В полдень он не выдержал и подошел к ее камере, — и бежал прочь, содрогнувшись от звериного вопля Камиллы, разрезаемой заживо, и потом полчаса держал голову под ледяной струей фонтана. Но вечером ноги сами привели его к камере. Трясущимися руками он открыл дверь — и стиснул зубы, чтобы не заорать. На перекладине висела окровавленная туша без ушей, без носа, без нижней губы, без грудей, без срамных губ, без пальцев на руках и на ногах. Глаза у туши были закрыты, но кровавые круги, зиявшие на месте грудей, вздымались кверху: то, что было недавно Камиллой, все еще не желало умирать.
Афраний почувствовал, как багровый туман всасывает его в себя. Он упал, сжав голову руками, и бился головой об пол. В клубах тумана, застилавшего белый свет, ему вдруг явилась нелепая мысль, и Афраний ухватился за нее с надеждой сумасшедшего. «Слушай меня, бог Камиллы, — кричал он, — если ты действительно умеешь делать чудеса, как про тебя говорят — верни ее! Она отдала тебе свою красоту и жизнь — исцели ее, верни ей тело, верни ее! Верни ее!..»
Он молил запретного христианского бога, угрожал ему, заискивал перед ним, пока не затих на полу, и ум его не утонул в ватной тьме.
***
Он очнулся в своей комнате. Первые мгновения он сидел в неподвижности, но тут же вскочил — и побежал к казематам, хватаясь за стены.
Открывая дверь проклятой камеры, он знал, что сейчас умрет или сойдет с ума — но, войдя туда, остолбенел.
Перед ним на перекладине висела голая Камилла, живая, невредимая — и даже не исполосанная ремнями.
Застывший Афраний смотрел на нее, раскрыв рот, а потом ринулся к ней — и, забыв обо всем на свете, стал щупать, обнимать, целовать и облизывать ее. Камилла, связанная и безмерно удивленная, не могла сопротивляться, а Афраний ничего не слышал и не видел, кроме ее нежного и гибкого тела, целого, не изувеченного — и даже почти не исцарпанного.

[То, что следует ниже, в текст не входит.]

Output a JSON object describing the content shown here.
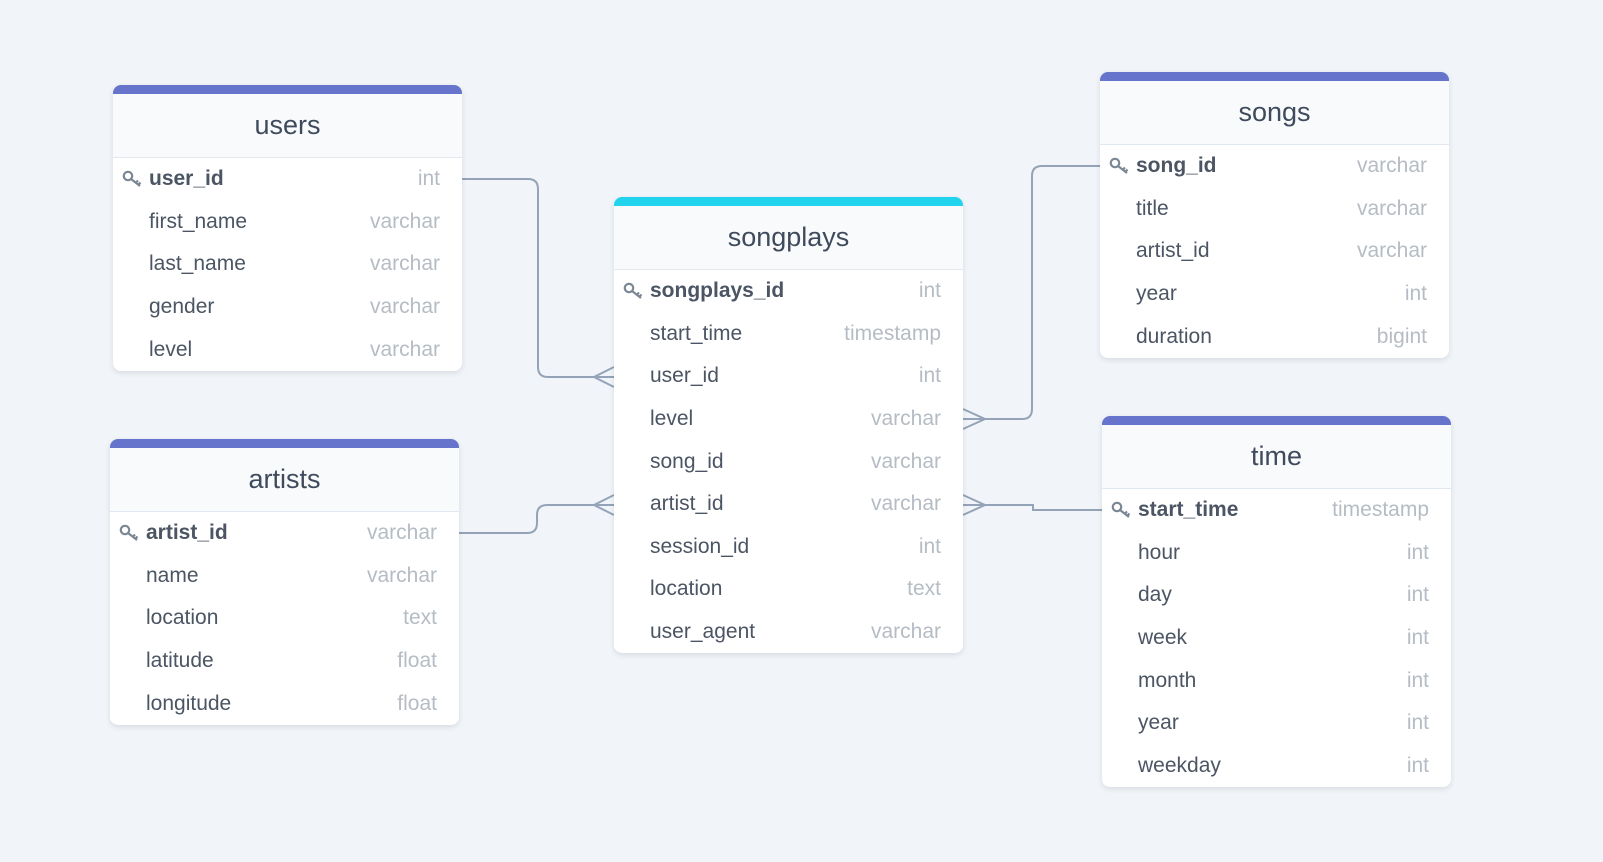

Понемногу он успокаивался. Камилла не могла не откликнуться на его порыв, хоть и не понимала ничего. Она клонила голову к Афранию, — и тогда он отвязал ее от креста, и она рухнула к его ногам.
Он прижимал ее к себе, мял и гладил ее, не соображая, что делает. Прелесть голой Камиллы, обессиленной, но неописуемо желанной, дурманила ему голову; уже Афраний целовал пухлый сосок, вынуждая Камиллу выгибать грудь и отталкивать его слабыми руками. «Нет, не надо…», стонала Камилла, чувствуя, как тело ее против воли обвивает Афрания, как лиана, — «Нет! Афраний… АФРАНИЙ!!!»
Вздрогнув, он остановился. Камилла тяжело дышала в его объятиях. Полуоткрытые губы ее дрожали.
— Нет, Афраний… Не потому, что я… что ты мне противен. Нет. И не потому, что я гордая. Видишь, я честна с тобой. Ты тюремщик, я в твоей власти, но ты не противен мне… Ты видишь и сам, не так ли?.. Афраний, мы… Нас должен соединить Бог. Нужно, чтобы наше… наше чувство было угодно Богу. Иначе я не могу…
— «Наше»? Ты сказала «наше»? — крикнул вдруг Афраний.
— Да… А что, разве не видно? — тихо спросила Камилла. Афраний боялся вздохнуть, не веря своим ушам, — а Камилла в подтверждение своих слов вдруг обняла Афрания и чмокнула его в щетину.
— К чему скрывать? — тихо сказала она.
Вдруг Афраний ВСПОМНИЛ. И понял…
— Камилла! Ты говоришь — «угодно твоему богу»?! Ты знаешь, что сделал твой бог? Ты помнишь, какой ты была вчера, девятого марта?
— Вчера? Вчера было седьмое марта… или я уже потеряла счет дням?
— СЕДЬМОЕ?! Что… Еби меня сатир!
Афрания вдруг переполнил мистический ужас. Он упал на колени.
— Афраний! Что с тобой?
— Камилла! Камилла! Ты права, и твой бог прав! Вы правы, а я дурак! Я глупец! Я жалкий, ничтожный варвар! Беги, Камилла, беги, стражники режутся в кости, они не увидят тебя, беги! — причитал Афраний, позабыв, что Камилла совершенно голая. Гадкий холодок снова растекался по его жилам. — Беги! А мне незачем жить! Какой позор, Камилла! Вся жизнь — сатиру в зад! Вся жизнь!..
— Афраний!!!
Но было поздно. Афраний достал меч, воткнул в земляной пол и, оттолкнув Камиллу, бросился на острие.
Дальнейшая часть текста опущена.